Despite some strong performances from it's cast, this show is overly long and cant help at times to be too focused on the grotesque nature of his crimes.
Episode 6 (Silenced) is a standout but that is an exception rather than the rule in this series.
Evan Peters is great, BUT this show manipulates and lies about actual historical events in an attempt to make the Dahmer story about 'racism' to fit to modern audiences. It also makes awkward attempts to sexualize Dahmer as this hot, muscular guy with a six pack.
Dahmer tries so hard to push race narratives that it makes every black character one dimensional. If you choose to watch this show, notice how every black character knows what’s going on or knows something is wrong with Dahmer, and it’s trying to find justice, while every white person, cop and law-enforcement is ignoring them, and putting them down because they are black. It happens to *every* black character so much that it is comical, and considering that none of it actually happened, it makes it racist as well. Take the part where the black guy is almost killed by Dahmer and tells the police and the police tell him that Dahmer is just a poor white guy and the black guy is the criminal because he is black. This never happened in the actual story. Why lie about this?

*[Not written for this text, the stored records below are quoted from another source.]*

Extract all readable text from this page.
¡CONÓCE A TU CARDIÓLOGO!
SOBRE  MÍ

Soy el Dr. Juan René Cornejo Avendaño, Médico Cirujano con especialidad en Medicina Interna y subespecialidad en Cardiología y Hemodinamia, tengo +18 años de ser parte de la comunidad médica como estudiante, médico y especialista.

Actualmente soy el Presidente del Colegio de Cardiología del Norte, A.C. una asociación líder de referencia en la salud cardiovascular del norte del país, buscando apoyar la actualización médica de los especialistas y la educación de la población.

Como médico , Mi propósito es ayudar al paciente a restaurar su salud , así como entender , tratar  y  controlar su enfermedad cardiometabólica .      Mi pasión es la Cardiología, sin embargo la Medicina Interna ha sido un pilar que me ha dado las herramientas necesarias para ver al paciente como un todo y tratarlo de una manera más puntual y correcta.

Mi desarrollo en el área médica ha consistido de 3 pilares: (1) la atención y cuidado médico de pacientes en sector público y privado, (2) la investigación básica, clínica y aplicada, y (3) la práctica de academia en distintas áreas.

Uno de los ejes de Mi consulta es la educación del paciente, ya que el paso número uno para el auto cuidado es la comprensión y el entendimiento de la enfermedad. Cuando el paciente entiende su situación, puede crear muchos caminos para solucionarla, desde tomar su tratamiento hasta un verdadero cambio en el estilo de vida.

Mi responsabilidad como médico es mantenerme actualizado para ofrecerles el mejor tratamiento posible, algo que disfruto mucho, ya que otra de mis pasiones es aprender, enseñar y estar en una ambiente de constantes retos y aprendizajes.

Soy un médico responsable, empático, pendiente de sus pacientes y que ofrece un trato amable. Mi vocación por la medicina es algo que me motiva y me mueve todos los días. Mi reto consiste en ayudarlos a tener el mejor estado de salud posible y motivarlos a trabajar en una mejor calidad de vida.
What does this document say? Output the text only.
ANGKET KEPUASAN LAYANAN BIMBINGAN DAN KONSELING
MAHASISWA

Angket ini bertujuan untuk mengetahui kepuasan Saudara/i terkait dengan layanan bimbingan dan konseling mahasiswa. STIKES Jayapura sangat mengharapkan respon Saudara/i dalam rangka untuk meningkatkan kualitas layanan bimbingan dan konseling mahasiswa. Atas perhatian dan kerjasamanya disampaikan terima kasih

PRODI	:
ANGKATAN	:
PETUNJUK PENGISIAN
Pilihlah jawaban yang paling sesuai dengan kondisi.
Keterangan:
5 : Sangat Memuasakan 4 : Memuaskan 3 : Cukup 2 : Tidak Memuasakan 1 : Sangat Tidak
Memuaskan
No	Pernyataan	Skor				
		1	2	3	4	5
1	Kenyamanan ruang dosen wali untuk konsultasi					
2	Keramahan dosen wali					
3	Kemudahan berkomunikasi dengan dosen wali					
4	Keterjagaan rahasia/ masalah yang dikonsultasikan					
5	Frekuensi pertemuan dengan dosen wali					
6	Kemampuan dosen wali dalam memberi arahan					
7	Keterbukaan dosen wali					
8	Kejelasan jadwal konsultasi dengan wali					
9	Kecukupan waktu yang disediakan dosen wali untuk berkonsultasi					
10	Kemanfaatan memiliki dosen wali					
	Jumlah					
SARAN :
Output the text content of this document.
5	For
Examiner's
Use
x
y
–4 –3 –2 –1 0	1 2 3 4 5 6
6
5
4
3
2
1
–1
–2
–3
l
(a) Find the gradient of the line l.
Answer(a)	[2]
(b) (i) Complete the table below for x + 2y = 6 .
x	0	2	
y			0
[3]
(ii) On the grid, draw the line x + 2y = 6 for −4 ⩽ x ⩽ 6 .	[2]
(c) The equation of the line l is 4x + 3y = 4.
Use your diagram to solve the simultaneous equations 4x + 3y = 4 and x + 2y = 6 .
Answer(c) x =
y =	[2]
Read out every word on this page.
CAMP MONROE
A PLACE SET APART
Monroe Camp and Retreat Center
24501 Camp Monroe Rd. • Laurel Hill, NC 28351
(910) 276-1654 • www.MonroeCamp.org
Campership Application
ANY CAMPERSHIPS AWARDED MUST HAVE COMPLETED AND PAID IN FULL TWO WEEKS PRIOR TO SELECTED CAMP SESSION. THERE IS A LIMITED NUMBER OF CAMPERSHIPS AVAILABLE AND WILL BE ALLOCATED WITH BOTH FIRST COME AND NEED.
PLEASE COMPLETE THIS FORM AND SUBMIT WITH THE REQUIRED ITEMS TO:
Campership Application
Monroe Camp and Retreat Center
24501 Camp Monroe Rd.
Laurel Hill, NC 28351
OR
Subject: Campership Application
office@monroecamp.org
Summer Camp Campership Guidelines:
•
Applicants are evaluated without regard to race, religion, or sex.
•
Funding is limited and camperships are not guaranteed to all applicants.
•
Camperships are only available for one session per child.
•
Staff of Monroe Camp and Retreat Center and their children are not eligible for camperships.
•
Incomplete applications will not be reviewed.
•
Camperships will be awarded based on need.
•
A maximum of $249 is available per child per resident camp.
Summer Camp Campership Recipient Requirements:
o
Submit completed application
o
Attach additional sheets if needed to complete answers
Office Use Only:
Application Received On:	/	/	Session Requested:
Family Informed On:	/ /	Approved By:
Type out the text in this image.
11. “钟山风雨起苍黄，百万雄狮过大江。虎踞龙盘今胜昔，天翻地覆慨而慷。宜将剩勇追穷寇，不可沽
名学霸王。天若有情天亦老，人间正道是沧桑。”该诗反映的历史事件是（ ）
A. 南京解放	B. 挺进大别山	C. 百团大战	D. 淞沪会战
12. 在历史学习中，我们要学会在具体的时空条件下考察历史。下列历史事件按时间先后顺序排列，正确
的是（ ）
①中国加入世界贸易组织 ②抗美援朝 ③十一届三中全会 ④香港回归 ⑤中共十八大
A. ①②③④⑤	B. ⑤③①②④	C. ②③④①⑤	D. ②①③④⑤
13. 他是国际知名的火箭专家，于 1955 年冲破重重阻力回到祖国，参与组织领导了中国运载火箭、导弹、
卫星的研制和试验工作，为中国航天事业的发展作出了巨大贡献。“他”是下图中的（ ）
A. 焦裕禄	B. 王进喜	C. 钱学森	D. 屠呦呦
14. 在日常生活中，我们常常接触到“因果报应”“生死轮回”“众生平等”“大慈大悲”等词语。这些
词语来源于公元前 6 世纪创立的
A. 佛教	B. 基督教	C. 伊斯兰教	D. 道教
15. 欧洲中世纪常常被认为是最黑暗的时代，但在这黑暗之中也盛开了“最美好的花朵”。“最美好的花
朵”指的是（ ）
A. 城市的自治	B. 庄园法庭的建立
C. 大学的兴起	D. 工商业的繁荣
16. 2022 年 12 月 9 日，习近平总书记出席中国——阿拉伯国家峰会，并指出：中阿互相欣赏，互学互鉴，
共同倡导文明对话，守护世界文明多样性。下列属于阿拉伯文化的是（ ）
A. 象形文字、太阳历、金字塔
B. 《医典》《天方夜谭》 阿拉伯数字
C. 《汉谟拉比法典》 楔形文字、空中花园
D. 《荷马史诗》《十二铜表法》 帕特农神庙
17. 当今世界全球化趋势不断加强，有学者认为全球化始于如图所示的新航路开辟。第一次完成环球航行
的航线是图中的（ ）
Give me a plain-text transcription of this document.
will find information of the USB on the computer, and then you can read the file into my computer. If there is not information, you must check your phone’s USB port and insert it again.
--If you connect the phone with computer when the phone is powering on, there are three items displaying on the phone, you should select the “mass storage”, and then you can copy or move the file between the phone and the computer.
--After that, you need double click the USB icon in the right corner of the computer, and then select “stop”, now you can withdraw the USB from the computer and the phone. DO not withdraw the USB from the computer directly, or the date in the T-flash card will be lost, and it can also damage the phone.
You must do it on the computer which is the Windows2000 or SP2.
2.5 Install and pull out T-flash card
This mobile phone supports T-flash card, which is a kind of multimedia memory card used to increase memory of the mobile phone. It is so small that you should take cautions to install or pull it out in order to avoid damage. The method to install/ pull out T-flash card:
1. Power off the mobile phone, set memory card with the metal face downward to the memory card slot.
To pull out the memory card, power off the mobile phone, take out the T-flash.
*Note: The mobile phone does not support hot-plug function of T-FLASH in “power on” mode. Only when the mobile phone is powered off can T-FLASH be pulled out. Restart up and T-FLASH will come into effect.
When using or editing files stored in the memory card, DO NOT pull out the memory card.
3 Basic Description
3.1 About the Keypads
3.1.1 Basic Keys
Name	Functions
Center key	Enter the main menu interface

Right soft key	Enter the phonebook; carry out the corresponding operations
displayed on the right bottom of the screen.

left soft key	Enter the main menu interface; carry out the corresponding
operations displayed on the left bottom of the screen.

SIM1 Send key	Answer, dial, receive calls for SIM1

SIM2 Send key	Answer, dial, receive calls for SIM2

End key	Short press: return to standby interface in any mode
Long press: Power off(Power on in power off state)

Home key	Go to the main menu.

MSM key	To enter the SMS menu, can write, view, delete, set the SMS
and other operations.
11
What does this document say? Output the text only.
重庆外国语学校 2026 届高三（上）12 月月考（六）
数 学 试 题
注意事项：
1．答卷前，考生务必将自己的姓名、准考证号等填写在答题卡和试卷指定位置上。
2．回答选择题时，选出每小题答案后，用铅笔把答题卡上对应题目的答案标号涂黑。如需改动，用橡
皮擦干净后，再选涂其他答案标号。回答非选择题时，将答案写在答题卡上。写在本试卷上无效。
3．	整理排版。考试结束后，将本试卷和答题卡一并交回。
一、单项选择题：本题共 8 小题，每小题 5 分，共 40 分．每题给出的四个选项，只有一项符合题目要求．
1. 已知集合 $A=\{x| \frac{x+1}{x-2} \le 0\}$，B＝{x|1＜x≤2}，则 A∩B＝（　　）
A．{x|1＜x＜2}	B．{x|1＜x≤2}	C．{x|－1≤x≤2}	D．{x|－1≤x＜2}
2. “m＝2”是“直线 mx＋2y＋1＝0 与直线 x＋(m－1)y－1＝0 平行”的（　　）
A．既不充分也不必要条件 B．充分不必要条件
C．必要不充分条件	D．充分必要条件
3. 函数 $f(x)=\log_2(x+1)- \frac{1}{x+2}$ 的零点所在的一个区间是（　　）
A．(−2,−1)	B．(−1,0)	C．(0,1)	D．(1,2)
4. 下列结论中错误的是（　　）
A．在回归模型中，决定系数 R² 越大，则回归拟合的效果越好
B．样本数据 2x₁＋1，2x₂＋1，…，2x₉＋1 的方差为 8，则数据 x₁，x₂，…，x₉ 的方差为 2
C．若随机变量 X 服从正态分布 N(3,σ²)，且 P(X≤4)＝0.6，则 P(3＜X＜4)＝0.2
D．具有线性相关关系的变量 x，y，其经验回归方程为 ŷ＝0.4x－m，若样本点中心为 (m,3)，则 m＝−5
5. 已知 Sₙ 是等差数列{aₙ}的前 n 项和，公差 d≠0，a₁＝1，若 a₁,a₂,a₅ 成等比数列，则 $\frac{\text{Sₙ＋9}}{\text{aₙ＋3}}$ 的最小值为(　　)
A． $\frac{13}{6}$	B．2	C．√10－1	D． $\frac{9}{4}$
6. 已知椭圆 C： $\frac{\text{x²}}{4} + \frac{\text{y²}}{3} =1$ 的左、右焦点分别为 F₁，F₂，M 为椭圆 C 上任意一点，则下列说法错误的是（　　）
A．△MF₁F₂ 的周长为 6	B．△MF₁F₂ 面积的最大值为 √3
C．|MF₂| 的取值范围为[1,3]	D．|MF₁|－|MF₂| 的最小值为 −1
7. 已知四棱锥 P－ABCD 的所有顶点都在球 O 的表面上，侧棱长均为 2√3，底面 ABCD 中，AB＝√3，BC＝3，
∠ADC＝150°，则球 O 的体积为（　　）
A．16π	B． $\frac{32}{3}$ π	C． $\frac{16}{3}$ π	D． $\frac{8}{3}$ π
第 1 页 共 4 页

The show tries so hard to make it seem like Jeffrey Dahmer was a racist, but manages to disprove its own narrative in this show. Dahmer was turned ON by Black people and people of color. The atrocities he committed were out of an erotic pleasure, not racist hate. There is a difference.
The neighbour, Glenda also did NOT live next-door but instead in a building nearby. She did not make multiple calls the police who ignored her because she was black and pretended to send police cars over to help her. Why lie, except to race bait?
Jeffrey Dahmer is also made to look ripped, sexy and shows ample scenes of his abs and how fit he is. The show was clearly trying to sexualize a serial killer. How perverted is that? I'm sure the soccer moms who are the main demographic for this show loved this though.
The actor who plays Jeffrey Dahmer was quite good, and I was liking the show until the end where it tried so hard to push this race narrative which was all made up. The show deserves to be review bombed for that utter failure at the end of the show.
My favorite episode would have to be about the deaf guy Tony and Dahmer's 'relationship'. Tony was so likeable and his connection with Dahmer was so real that I was rooting for him to defy history and survive.
Yet again another heavily politized show even though it shouldn't be the case. They twist the history so that the black people knew it was wrong from the beginning and the evil white cops let it slide. At this point it's tiring.